Khazad Dum - Delving for Data with a Text2SQL Agent

date: 2025-11-30

📅 30/11/2025

In Tolkien’s Middle-earth, the dwarves of Khazad Dum delved deep into the mountains. They were mining mithril—the most precious metal in the realm. My text2sql agent borrows that name because it does something similar: it digs into your database and surfaces the insights you’re looking for, no pickaxe (or SQL expertise) required.

The Problem

Writing SQL is a powerful skill, but doing it effectively requires deep knowledge of the underlying database structure. Which table holds customer emails—users, customers, or contacts? What’s the exact column name for order dates? These questions slow you down and create a barrier, especially for those who aren’t living in the database day-to-day.

What if you could just ask for the data you need in plain English? That’s where LLMs come in—their flexibility lets us bridge the gap between natural language and structured queries. I am running the experimentation in spider 2.0 Snowflake DB.

How Khazad Dum Works

Khazad Dum is built on a simple but flexible stack: - lisette handles LLM tool-calling - FastHTML powers a lightweight chat interface - SQLite stores conversation history

When you ask a question, the agent gets to work: it inspects the database schema, translates your request into SQL, and runs the query. If something goes wrong — a typo in a table name, a syntax hiccup — it doesn’t give up. Like the dwarves who kept mining through hard rock, the agent takes the error, learns from it, and tries again with a corrected query.

The database layer follows a clean interface pattern: connect, check if the connection is alive, extract metadata, and execute queries. Swapping from SQLite to Oracle or Snowflake just means implementing this same interface for the new dialect — the rest of the agent stays untouched.

Metadata Building Before the agent can write accurate SQL, it needs to understand the lay of the land. When Khazad Dum connects to a database, it automatically extracts metadata — table names, column names, data types, and relationships. Think of it as the agent drawing a map of the mines before it starts digging. This schema knowledge is what allows it to turn your plain English question into a query that actually runs.

Complete code is available on Khazad Dum GitHub

A Quick Example

User: “Which airport has the most departures?”

Khazad Dum gets to work. Its first attempt:

SELECT GET(PARSE_JSON("airport_name"), 'en')::VARCHAR AS "airport_name", 
       COUNT(*) AS "departure_count"
FROM AIRLINES.AIRLINES."FLIGHTS"
GROUP BY "departure_airport"
ORDER BY "departure_count" DESC
LIMIT 1

Error: invalid identifier '"airport_name"'

The agent reads the error, realizes airport_name lives in a different table, and retries with a join:

SELECT GET(PARSE_JSON("airport_name"), 'en')::VARCHAR AS "airport_name", 
       COUNT(*) AS "departure_count"
FROM AIRLINES.AIRLINES."FLIGHTS"
JOIN AIRLINES.AIRLINES."AIRPORTS_DATA" 
  ON "FLIGHTS"."departure_airport" = "AIRPORTS_DATA"."airport_code"
GROUP BY "airport_name"
ORDER BY "departure_count" DESC
LIMIT 1

Result: Domodedovo International Airport — 3,217 departures.

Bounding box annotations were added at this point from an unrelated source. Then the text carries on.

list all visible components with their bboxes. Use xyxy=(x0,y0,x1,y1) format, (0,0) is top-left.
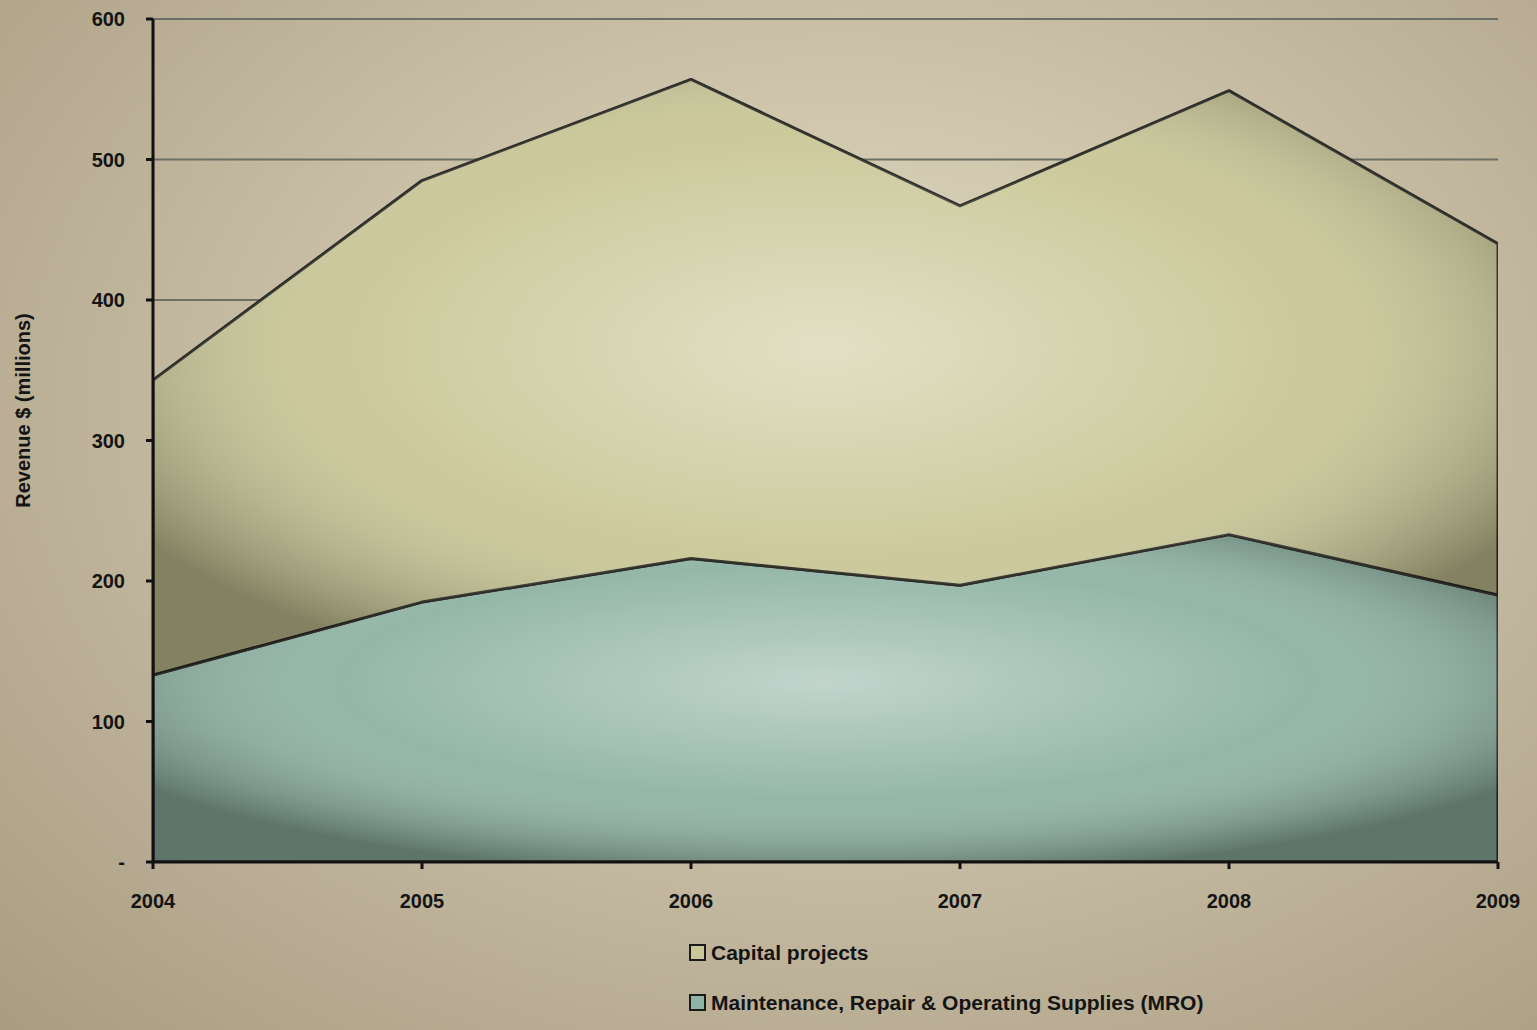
grid-line xyxy=(153,861,1498,863)
x-tick-label: 2005 xyxy=(400,890,445,912)
area xyxy=(153,79,1498,675)
x-tick xyxy=(690,862,693,869)
y-tick xyxy=(146,158,153,161)
y-tick-label: 500 xyxy=(92,149,125,171)
x-tick xyxy=(959,862,962,869)
y-axis-title: Revenue $ (millions) xyxy=(12,313,34,508)
areas xyxy=(153,79,1498,862)
y-tick-label: 200 xyxy=(92,570,125,592)
y-tick-label: 400 xyxy=(92,289,125,311)
x-tick xyxy=(1228,862,1231,869)
y-tick xyxy=(146,299,153,302)
x-axis xyxy=(153,861,1498,864)
y-tick xyxy=(146,720,153,723)
legend-swatch xyxy=(690,945,705,960)
x-tick-label: 2007 xyxy=(938,890,983,912)
x-tick-label: 2004 xyxy=(131,890,176,912)
legend-swatch xyxy=(690,995,705,1010)
y-tick-label: 600 xyxy=(92,8,125,30)
legend-label: Capital projects xyxy=(711,941,869,964)
y-tick-label: - xyxy=(118,851,125,873)
grid-line xyxy=(153,18,1498,20)
x-tick-label: 2009 xyxy=(1476,890,1521,912)
x-tick xyxy=(421,862,424,869)
y-tick xyxy=(146,580,153,583)
y-tick xyxy=(146,439,153,442)
y-tick-label: 100 xyxy=(92,711,125,733)
legend-label: Maintenance, Repair & Operating Supplies… xyxy=(711,991,1203,1014)
x-tick xyxy=(1497,862,1500,869)
x-tick-label: 2006 xyxy=(669,890,714,912)
y-tick xyxy=(146,18,153,21)
x-tick xyxy=(152,862,155,869)
chart: - 100 200 300 400 500 600 2004 2005 2006 2007 2008 2… xyxy=(0,0,1537,1030)
area-shading xyxy=(153,79,1498,675)
y-tick-label: 300 xyxy=(92,430,125,452)
x-tick-label: 2008 xyxy=(1207,890,1252,912)
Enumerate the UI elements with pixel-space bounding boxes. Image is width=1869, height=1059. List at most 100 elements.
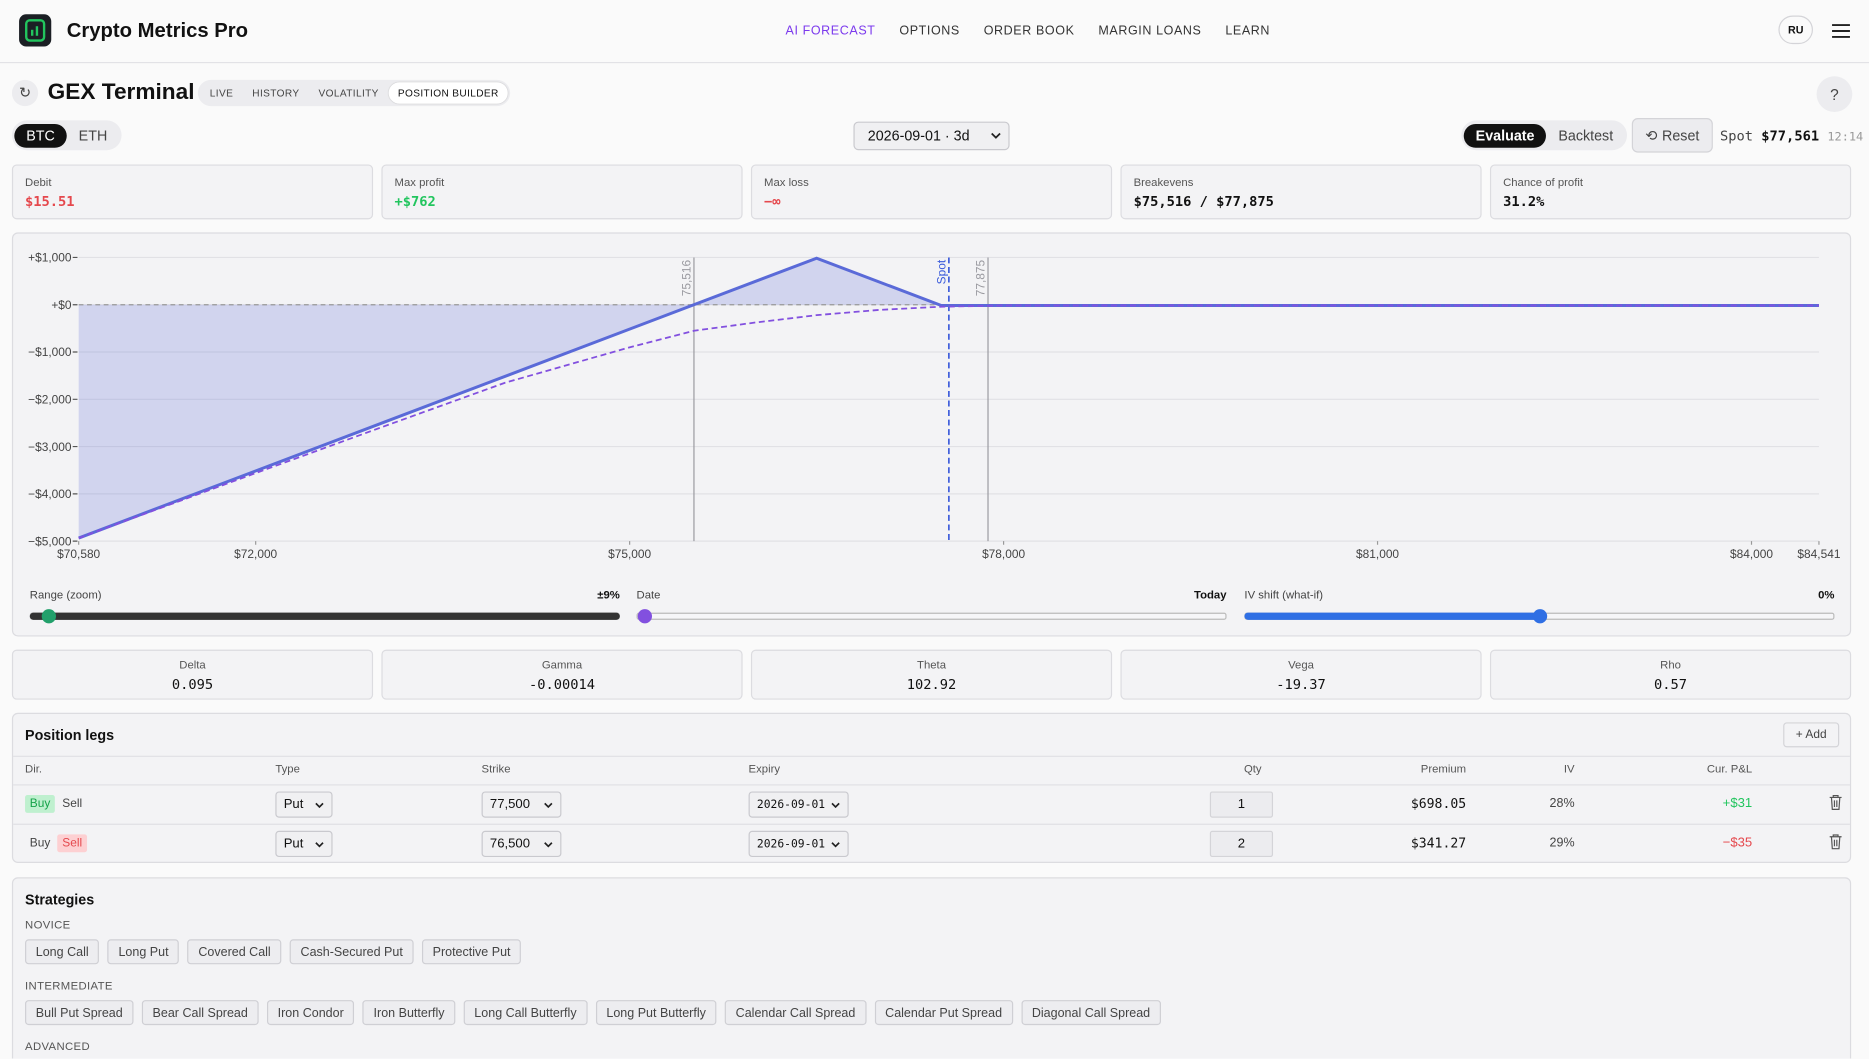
group-name: ADVANCED <box>25 1040 90 1054</box>
strategy-button[interactable]: Protective Put <box>421 939 522 965</box>
delete-button[interactable] <box>1828 833 1842 850</box>
greek-label: Theta <box>917 659 946 673</box>
tab[interactable]: POSITION BUILDER <box>388 82 509 104</box>
summary-card: Max loss −∞ <box>750 164 1113 220</box>
strategy-button[interactable]: Iron Butterfly <box>362 1000 456 1026</box>
chart: −$5,000 −$4,000 −$3,000 −$2,000 −$1,000 +$0 +$… <box>28 251 1841 561</box>
strategy-row: Bull Put Spread Bear Call Spread Iron Cond… <box>25 1000 1169 1026</box>
strategy-button[interactable]: Long Put <box>107 939 180 965</box>
greek-value: -19.37 <box>1276 675 1326 693</box>
column-header: Qty <box>1243 762 1262 776</box>
legs-title: Position legs <box>25 727 115 744</box>
menu-icon[interactable] <box>1831 23 1851 40</box>
strategies-panel: Strategies NOVICE Long Call Long Put Covered… <box>11 877 1852 1059</box>
help-button[interactable]: ? <box>1816 76 1853 113</box>
summary-card: Chance of profit 31.2% <box>1489 164 1852 220</box>
expiry-select[interactable]: 2026-09-01 <box>748 830 849 858</box>
greek-card: Delta 0.095 <box>11 649 374 700</box>
legs-panel: Position legs + Add Dir. Type Strike Expiry Qt… <box>11 712 1852 863</box>
greek-card: Gamma -0.00014 <box>381 649 743 700</box>
y-tick-label: −$1,000 <box>28 345 72 359</box>
group-name: INTERMEDIATE <box>25 979 113 993</box>
direction-buy[interactable]: Buy <box>25 795 56 813</box>
asset-option[interactable]: ETH <box>78 126 108 144</box>
lang-button[interactable]: RU <box>1778 15 1813 45</box>
nav-link[interactable]: ORDER BOOK <box>983 23 1075 39</box>
summary-label: Max loss <box>764 176 809 190</box>
strategy-button[interactable]: Diagonal Call Spread <box>1021 1000 1161 1026</box>
strategy-button[interactable]: Long Call <box>25 939 100 965</box>
slider[interactable]: Date Today <box>636 588 1227 627</box>
premium: $341.27 <box>1410 835 1467 852</box>
x-tick-label: $70,580 <box>57 547 100 561</box>
strategies-title: Strategies <box>25 891 95 909</box>
direction-sell[interactable]: Sell <box>62 797 83 811</box>
refresh-button[interactable]: ↻ <box>11 79 39 107</box>
qty-input[interactable]: 1 <box>1209 791 1274 818</box>
trash-icon <box>1829 795 1842 810</box>
x-tick-label: $78,000 <box>982 547 1025 561</box>
mode-option[interactable]: Backtest <box>1558 126 1614 144</box>
brand[interactable]: Crypto Metrics Pro <box>66 19 249 42</box>
strike-select[interactable]: 76,500 <box>481 830 562 858</box>
nav-link[interactable]: LEARN <box>1225 23 1271 39</box>
spot-info: Spot $77,561 12:14 <box>1720 128 1863 145</box>
qty-input[interactable]: 2 <box>1209 830 1274 858</box>
type-select[interactable]: Put <box>275 791 333 818</box>
series-line <box>78 304 1819 539</box>
divider <box>13 823 1850 825</box>
nav-link[interactable]: OPTIONS <box>899 23 960 39</box>
type-select[interactable]: Put <box>275 830 333 858</box>
slider-value: Today <box>1194 588 1227 602</box>
asset-option[interactable]: BTC <box>14 123 67 148</box>
x-tick-label: $84,541 <box>1797 547 1840 561</box>
strategy-button[interactable]: Long Put Butterfly <box>595 1000 717 1026</box>
slider-label: IV shift (what-if) <box>1244 588 1324 602</box>
direction-buy[interactable]: Buy <box>29 836 51 850</box>
add-button[interactable]: + Add <box>1783 722 1840 748</box>
chevron <box>831 841 840 847</box>
strategy-button[interactable]: Covered Call <box>187 939 282 965</box>
strategy-button[interactable]: Bear Call Spread <box>141 1000 259 1026</box>
tab[interactable]: HISTORY <box>252 87 300 99</box>
delete-button[interactable] <box>1828 794 1842 811</box>
strategy-button[interactable]: Calendar Call Spread <box>724 1000 867 1026</box>
y-tick-label: +$0 <box>51 298 72 312</box>
chevron <box>544 802 553 808</box>
column-header: Cur. P&L <box>1706 762 1753 776</box>
page-title: GEX Terminal <box>47 79 195 105</box>
expiry-select[interactable]: 2026-09-01 <box>748 791 849 818</box>
greek-card: Theta 102.92 <box>750 649 1113 700</box>
greek-label: Rho <box>1660 659 1681 673</box>
summary-card: Debit $15.51 <box>11 164 374 220</box>
strategy-button[interactable]: Bull Put Spread <box>25 1000 134 1026</box>
logo[interactable] <box>19 14 52 47</box>
slider[interactable]: Range (zoom) ±9% <box>29 589 620 627</box>
strategy-button[interactable]: Calendar Put Spread <box>874 1000 1013 1026</box>
strike-select[interactable]: 77,500 <box>481 791 562 818</box>
y-tick-label: +$1,000 <box>28 251 72 265</box>
direction-toggle: Buy Sell <box>25 795 87 813</box>
mode-option[interactable]: Evaluate <box>1463 123 1547 148</box>
strategy-button[interactable]: Long Call Butterfly <box>463 1000 588 1026</box>
strategy-button[interactable]: Iron Condor <box>266 1000 355 1026</box>
tab[interactable]: LIVE <box>209 87 234 99</box>
y-tick-label: −$2,000 <box>28 392 72 406</box>
direction-sell[interactable]: Sell <box>57 834 87 853</box>
nav-link[interactable]: AI FORECAST <box>785 23 876 39</box>
reset-icon: ⟲ <box>1645 126 1658 144</box>
x-tick-label: $84,000 <box>1730 547 1773 561</box>
reset-button[interactable]: ⟲ Reset <box>1631 118 1713 153</box>
expiry-select[interactable]: 2026-09-01 · 3d <box>853 121 1010 151</box>
nav-link[interactable]: MARGIN LOANS <box>1098 23 1202 39</box>
summary-value: −∞ <box>764 193 781 210</box>
tab[interactable]: VOLATILITY <box>318 87 379 99</box>
column-header: Type <box>275 762 300 776</box>
slider[interactable]: IV shift (what-if) 0% <box>1244 588 1835 627</box>
marker-label: 75,516 <box>679 259 693 296</box>
greek-value: -0.00014 <box>528 675 596 693</box>
strategy-button[interactable]: Cash-Secured Put <box>289 939 414 965</box>
x-tick-label: $81,000 <box>1356 547 1399 561</box>
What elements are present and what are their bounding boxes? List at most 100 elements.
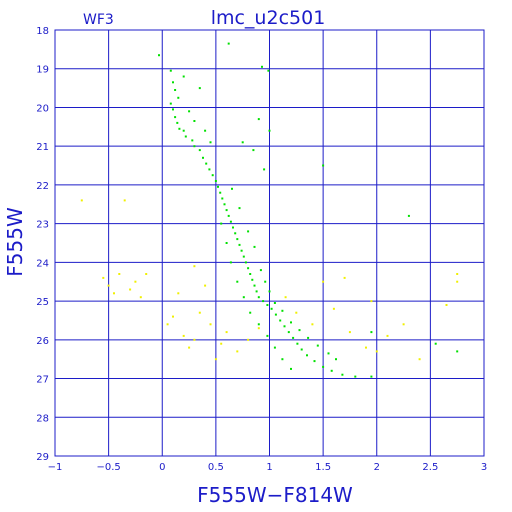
star-point — [191, 139, 194, 142]
star-point — [238, 207, 241, 210]
star-point — [193, 145, 196, 148]
star-point — [295, 311, 298, 314]
y-axis-label: F555W — [3, 207, 27, 277]
x-tick-label: 1.5 — [315, 462, 331, 473]
star-point — [178, 127, 181, 130]
y-tick-label: 22 — [36, 181, 49, 192]
star-point — [335, 358, 337, 361]
star-point — [217, 185, 219, 188]
star-point — [330, 369, 333, 372]
star-point — [80, 199, 83, 202]
star-point — [177, 292, 180, 295]
star-point — [268, 290, 271, 293]
star-point — [240, 249, 243, 252]
star-point — [225, 242, 228, 244]
star-point — [255, 290, 258, 293]
star-point — [306, 354, 308, 357]
star-point — [290, 367, 292, 370]
star-point — [209, 323, 212, 326]
star-point — [204, 284, 207, 287]
star-point — [202, 156, 204, 159]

One plain English question, one self-correction, one answer.

What I Learned

Small models can punch above their weight. I was surprised how well a modest LLM like gpt-4o-mini handled the task — running on a Mac, it solved queries effectively. The key was clear tool definitions: when the interface is well-defined, the model knows exactly what to do and can self-correct on failures.

Metadata is crucial — and worth caching. Extracting column names and data types was straightforward, but inferring foreign key relationships required prompting the LLM. That’s a costly operation, so I added caching to avoid repeating it. Lesson learned: invest in good metadata upfront, then reuse it.

Simple tools make fast iteration possible. Both lisette and FastHTML stayed out of my way, which meant I could focus on what mattered: finding the right prompts. And that’s where the real work was — iterating quickly on prompts until the agent behaved the way I wanted.

Model fails to answer for ambiguous questions. As question get complex the model does not perform well and generalize.

What’s Next

Khazad Dum already supports multi-turn conversations — you can ask follow-up questions and refine your queries naturally. But there’s more mining to do:

More databases. The current interface works with SQLite, Oracle, and Snowflake, but I’d like to extend support to Postgres, MySQL, and beyond. The clean interface pattern should make this straightforward.

Recursive Language Models. I’m exploring recursive approaches where the agent can break complex questions into smaller sub-queries, solve them step by step, and combine the results. Think of it as the dwarves digging multiple tunnels that eventually connect.

The mines of Khazad Dum go deep — there’s plenty more mithril to uncover.